Jacobus keert terug naar Palestina

Een nieuwe uitdaging voor Jacobus

Terug in Palestina komt de apostel Jacobus voor een nieuwe uitdaging te staan. Hij wordt dwars gezeten door de jaloerse magiër Hermogenes die al het mogelijke doet om het Jacobus moeilijk te maken.

Jacobus de Meerdere

Jacobus de Meerdere, Michel Bunel, 1699 - 1735, collectie Museum Catharijneconvent

Alle rechten voorbehouden

Jacobus bekeert Filetus
Na een mislukte missie in Spanje keert Jacobus terug naar Jeruzalem. In Judea gaat Jacobus weer prediken en wordt hij zeer beroemd. Hij verwerft daar zoveel faam dat hij de woede over zich afroept van Hermogenes, een magiër en belangrijk man onder de Farizeeërs. Hermogenes zendt zijn dienaar Filetus naar Jacobus om hem te vertellen dat de verhalen over Jezus niet kloppen en dat hij niet de zoon van God is zoals de apostel predikt. Jacobus weet Filetus echter te bekeren door citaten uit de bijbel en door het verrichten van wonderen. Voor een grote menigte weerlegt hij iedere beschuldiging van Filetus.

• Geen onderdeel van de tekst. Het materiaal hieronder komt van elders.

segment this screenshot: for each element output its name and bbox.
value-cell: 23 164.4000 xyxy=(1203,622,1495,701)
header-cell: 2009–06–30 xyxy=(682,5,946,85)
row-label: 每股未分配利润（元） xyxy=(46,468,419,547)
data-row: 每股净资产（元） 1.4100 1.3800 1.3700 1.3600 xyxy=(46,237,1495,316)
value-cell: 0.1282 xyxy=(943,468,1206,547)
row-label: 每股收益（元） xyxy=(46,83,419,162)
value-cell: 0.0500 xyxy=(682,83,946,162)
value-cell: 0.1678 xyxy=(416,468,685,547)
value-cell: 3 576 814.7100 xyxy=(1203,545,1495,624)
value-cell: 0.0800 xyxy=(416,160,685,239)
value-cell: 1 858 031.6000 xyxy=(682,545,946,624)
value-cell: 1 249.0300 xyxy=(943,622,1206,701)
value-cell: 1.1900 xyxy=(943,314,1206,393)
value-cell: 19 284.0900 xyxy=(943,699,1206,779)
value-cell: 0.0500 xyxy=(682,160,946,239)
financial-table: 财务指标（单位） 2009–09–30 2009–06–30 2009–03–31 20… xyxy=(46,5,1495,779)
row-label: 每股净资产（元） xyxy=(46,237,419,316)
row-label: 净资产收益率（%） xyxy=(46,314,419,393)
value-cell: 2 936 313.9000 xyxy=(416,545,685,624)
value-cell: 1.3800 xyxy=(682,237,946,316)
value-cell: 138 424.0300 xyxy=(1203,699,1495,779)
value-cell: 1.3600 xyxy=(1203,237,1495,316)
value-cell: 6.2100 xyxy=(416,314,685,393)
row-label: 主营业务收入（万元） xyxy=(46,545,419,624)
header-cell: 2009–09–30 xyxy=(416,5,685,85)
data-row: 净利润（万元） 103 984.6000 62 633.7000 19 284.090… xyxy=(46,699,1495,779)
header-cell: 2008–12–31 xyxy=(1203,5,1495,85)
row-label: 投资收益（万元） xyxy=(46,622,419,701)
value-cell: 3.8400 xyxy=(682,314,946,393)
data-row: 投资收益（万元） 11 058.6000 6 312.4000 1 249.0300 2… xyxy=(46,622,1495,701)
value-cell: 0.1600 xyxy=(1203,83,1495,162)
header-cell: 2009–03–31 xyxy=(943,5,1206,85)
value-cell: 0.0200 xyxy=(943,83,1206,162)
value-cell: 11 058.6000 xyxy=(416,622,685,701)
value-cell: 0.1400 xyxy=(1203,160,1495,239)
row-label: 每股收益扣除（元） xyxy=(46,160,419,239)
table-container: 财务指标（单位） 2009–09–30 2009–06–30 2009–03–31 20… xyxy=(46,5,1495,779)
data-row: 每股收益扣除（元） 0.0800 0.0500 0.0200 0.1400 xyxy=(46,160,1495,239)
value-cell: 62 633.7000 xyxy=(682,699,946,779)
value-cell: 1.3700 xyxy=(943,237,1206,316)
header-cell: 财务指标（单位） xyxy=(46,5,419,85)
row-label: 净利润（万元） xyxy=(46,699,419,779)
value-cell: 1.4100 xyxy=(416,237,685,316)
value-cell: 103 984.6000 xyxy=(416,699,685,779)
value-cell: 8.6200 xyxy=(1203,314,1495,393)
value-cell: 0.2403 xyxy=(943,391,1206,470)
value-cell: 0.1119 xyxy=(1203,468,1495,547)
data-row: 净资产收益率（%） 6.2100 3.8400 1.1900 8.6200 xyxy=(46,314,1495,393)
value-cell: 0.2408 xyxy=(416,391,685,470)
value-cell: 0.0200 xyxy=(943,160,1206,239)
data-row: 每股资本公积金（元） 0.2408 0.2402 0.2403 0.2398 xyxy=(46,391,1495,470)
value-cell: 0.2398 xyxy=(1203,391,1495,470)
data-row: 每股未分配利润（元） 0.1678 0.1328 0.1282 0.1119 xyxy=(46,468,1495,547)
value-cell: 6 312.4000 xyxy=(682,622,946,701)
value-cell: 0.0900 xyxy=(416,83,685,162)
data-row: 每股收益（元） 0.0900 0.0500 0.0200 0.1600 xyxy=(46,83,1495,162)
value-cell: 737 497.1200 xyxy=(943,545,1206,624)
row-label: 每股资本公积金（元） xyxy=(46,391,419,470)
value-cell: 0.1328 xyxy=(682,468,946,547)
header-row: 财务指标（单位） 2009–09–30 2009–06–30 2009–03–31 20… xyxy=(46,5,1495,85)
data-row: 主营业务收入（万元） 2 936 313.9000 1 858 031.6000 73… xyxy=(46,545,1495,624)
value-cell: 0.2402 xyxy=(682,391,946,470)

Filetus in de boeien van Hermogenes
De bekeerde Filetus gaat terug naar zijn meester die woedend is. Hermogenes slaat Filetus in de boeien en zegt honend: ‘Eens zien of die Jacobus van jou je uit deze boeien kan bevrijden’. Filetus stuurt een knecht naar Jacobus die het verhaal aanhoort en de knecht terugzendt met een zakdoek. De knecht krijgt de opdracht om de doek op de boeien van Filetus te leggen en God zal hem dan van zijn boeien bevrijden. Filetus pakt de doek aan van de knecht en onmiddellijk vallen zijn boeien af. Filetus vervloekt de streken van Hermogenes en voegt zich weer bij Jacobus.

De demonen van Hermogenes
De woedende magiër wil zich nog steeds niet gewonnen geven en stuurt kwade geesten en demonen op de apostel en Filetus af. Hij geeft de demonen de opdracht de twee te boeien en bij hem te brengen. Als de geesten aankomen bij Jacobus en Filetus worden ze door een engel Gods met vurige ketenen vastgebonden. De angstige geesten bekennen onmiddellijk dat ze door Hemogenes gezonden zijn en smeken Jacobus om hen vrij te laten. Jacobus vraagt de engel om hen in de naam van de Vader, de Zoon en de Heilige Geest te bevrijden. Vervolgens draagt hij draagt de geesten op om hem Hermogenes te brengen.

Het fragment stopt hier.